The telltale sign of the onset of rifting is not to be found on the northern margin (the Woodlark Rise) but in the early graben such as Moresby rift, specifically in the earliest sediments that fill the space created by the graben-bounding faults. None of the Leg 180 sites targeted the earliest rift sediments because they occur at ~2500 mbsf in Moresby rift and at >1500 mbsf on Moresby Seamount (Fig. F8). We can, however, correlate the seismic horizons dated at Sites 1109, 1115, and 1118 around the regional grid of seismic profiles and into the Moresby rift. This correlation shows that the early rift sediments are older than 5.5 Ma but younger than the prograding clinoforms beneath the 8.4-Ma unconformity. This unconformity may therefore reasonably be correlated with rift onset, even though we recognize that it has a eustatic component.

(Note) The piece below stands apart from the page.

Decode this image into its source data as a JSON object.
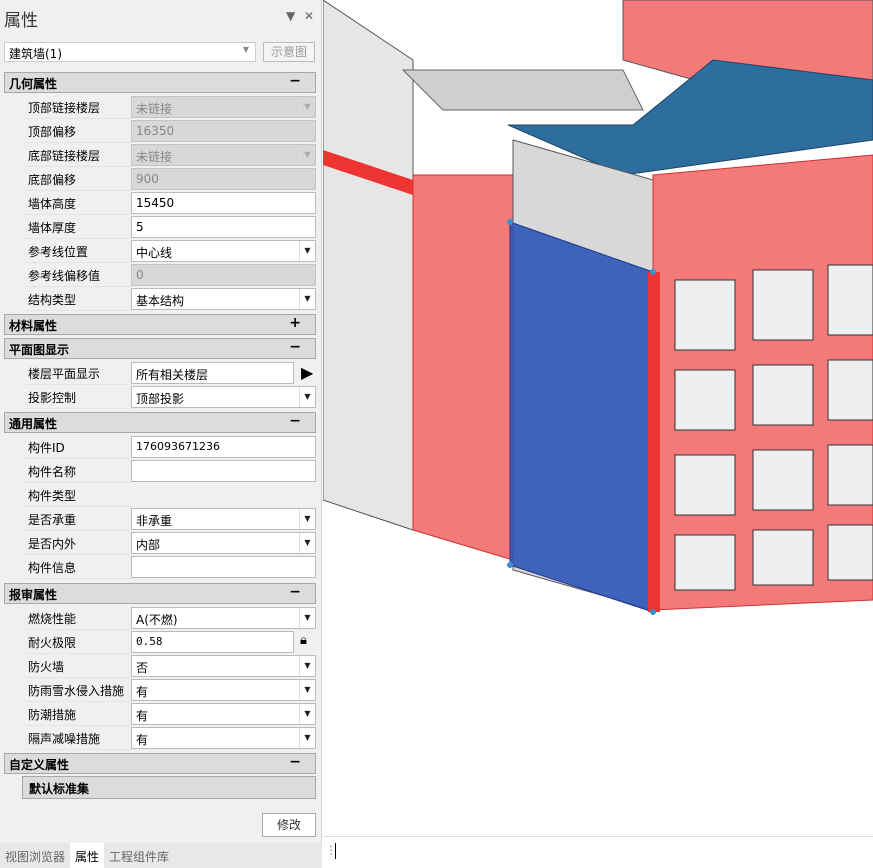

Note that Moresby Seamount was not a topographic high in the late Miocene. It was part of a wide graben system that included what is now Moresby rift as well as the basin to the south of Moreseby Seamount (Figs. F3, F8). All the master faults that currently bound these basins were formed early in the rift history. Some differential sedimentation and tilting, characteristic of half-graben, are evidenced in the earliest rifts and also in the recent (sediment starved) phases of the deformation. At Sites 1114 and 1117 we drilled the south- and north-dipping faults, respectively, that initially delimited a horst block within the wider rift. The basement high drilled at Site 1118 was just north of the graben. Although there were several rifts active farther south at this time, there were none farther north except for a narrow half-graben near ~9°S that continued to reactivate a forearc structure (Fig. F3).